Le Musée canadien pour les droits de la personne (MCDP) à Winnipeg a remporté de nombreux prix, dont un prix Jodi d’accessibilité dans la culture numérique, pour ses innovations soutenues par la technologie. Nous avons demandé à Scott Gillam, le gestionnaire des plateformes numériques du Musée, comment son système fonctionne et ce qui est envisagé à l’horizon.  

Comment le Musée est-il devenu un leader en matière d’accessibilité? 

Quatre ans avant l’ouverture du MCDP, nous avons fait une présentation au Conseil des Canadiens avec déficiences. Nous avons alors constaté que, même si les récits que nous allions présenter les enthousiasmaient, nous n’avions peut-être pas envisagé toutes les façons de raconter ces récits. Il nous est apparu que, en tant que musée pour les droits de la personne, nous avions la responsabilité d’être un leader. Cela nous a donné l’occasion de faire preuve de leadership et d’inclusivité en matière d’accessibilité. 

Pouvez-vous m’expliquer ce que sont le mode « Près de moi » et les points d’accès universels? 

Les points d’accès universels (PAU) sont de petits carrés tactiles dotés de numéros surélevés en braille, qui ressemblent un peu aux autocollants des audioguides traditionnels. Ils sont également accompagnés d’une bande tactile détectable sur le plancher avec la cane; les personnes aveugles ou ayant une basse vision peuvent donc déterminer où se trouvent les PAU. En outre, si vous utilisez l’application mobile dans les salles d’exposition, vous entendrez une version audio du contenu qui se trouve près de vous en sélectionnant le mode « Près de moi » et en activant l’option de conversion texte-parole sur votre appareil iOS ou Android. 

Quelle est la réaction des visiteurs qui utilisent ces systèmes? 

La réaction est extraordinaire.
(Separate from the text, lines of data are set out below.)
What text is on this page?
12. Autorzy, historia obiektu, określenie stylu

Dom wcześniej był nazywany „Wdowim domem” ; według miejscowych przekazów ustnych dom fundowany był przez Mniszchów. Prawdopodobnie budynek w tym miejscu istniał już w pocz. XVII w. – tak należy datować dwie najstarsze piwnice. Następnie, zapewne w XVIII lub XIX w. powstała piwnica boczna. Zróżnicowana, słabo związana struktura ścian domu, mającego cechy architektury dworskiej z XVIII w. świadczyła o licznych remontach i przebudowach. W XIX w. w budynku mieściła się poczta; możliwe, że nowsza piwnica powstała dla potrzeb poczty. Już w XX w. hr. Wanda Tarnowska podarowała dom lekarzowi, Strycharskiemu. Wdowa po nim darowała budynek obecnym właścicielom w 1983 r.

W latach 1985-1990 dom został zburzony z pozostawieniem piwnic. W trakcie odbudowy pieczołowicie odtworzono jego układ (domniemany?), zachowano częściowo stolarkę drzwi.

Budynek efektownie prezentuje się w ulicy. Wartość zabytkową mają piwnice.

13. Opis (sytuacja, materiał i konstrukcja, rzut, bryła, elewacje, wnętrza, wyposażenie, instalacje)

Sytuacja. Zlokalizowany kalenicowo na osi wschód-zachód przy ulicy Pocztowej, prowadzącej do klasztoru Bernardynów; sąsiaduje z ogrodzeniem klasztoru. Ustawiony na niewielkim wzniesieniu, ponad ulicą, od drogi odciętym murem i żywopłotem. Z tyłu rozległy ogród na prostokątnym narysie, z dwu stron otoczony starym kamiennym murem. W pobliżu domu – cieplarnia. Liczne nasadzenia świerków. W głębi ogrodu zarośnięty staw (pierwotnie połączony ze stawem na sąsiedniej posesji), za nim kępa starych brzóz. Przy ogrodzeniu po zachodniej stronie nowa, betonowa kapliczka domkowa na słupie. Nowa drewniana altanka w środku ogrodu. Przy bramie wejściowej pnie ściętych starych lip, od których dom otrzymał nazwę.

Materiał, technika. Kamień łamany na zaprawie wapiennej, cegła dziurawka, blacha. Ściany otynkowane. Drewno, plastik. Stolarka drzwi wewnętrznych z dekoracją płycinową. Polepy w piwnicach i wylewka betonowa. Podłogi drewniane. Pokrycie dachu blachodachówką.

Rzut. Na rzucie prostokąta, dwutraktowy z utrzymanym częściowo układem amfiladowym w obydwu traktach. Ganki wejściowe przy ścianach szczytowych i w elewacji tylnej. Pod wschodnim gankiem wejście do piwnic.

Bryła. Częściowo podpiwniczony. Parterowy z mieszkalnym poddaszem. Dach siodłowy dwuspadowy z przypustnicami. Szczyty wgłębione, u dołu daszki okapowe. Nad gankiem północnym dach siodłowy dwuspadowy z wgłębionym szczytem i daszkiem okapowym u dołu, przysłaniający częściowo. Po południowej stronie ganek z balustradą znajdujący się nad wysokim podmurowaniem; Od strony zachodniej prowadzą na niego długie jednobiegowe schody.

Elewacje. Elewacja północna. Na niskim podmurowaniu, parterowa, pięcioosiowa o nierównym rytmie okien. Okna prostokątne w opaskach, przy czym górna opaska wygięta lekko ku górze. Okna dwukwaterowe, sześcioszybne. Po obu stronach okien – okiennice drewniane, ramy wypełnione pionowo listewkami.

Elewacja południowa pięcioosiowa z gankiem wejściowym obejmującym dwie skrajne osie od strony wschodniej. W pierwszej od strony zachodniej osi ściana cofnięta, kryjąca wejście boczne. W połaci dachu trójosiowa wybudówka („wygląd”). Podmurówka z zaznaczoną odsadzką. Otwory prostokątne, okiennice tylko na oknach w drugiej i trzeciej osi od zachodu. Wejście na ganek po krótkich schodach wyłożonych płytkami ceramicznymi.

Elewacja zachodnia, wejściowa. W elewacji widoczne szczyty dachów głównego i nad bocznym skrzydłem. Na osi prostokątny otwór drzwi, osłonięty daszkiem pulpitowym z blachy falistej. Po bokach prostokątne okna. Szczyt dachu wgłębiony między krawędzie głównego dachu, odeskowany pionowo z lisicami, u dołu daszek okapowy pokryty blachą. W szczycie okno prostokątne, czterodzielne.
Ces systèmes permettent vraiment de faciliter l’utilisation; quelles que soient les capacités, tous profitent de la même autonomie et de la même richesse d’expérience. Pour les visiteurs nécessitant des accessoires fonctionnels ou ayant des problèmes de mobilité, pouvoir visiter le Musée de façon autonome représente un changement majeur par rapport aux expériences habituelles vécues aux musées. 

Que prévoit le Musée en matière d’accessibilité? Y a-t-il des projets en cours ou des plans pour l’avenir? 

L’inclusivité et la conception inclusive font désormais partie intégrante de nos activités. Un exemple de ce sur quoi nous travaillons pour les expositions actuelles et à venir, ce sont les photographies tactiles. Il y a trois ans, nous avons présenté une exposition de photos comprenant des versions tactiles de certaines des images pour que les personnes aveugles ou malvoyantes puissent les toucher. Les reliefs sculptés accompagnés de descriptions audio sont devenus des incontournables. Pour bon nombre de nos photographies, nous cherchons dorénavant des façons d’inclure des composantes tactiles, expérientielles et immersives.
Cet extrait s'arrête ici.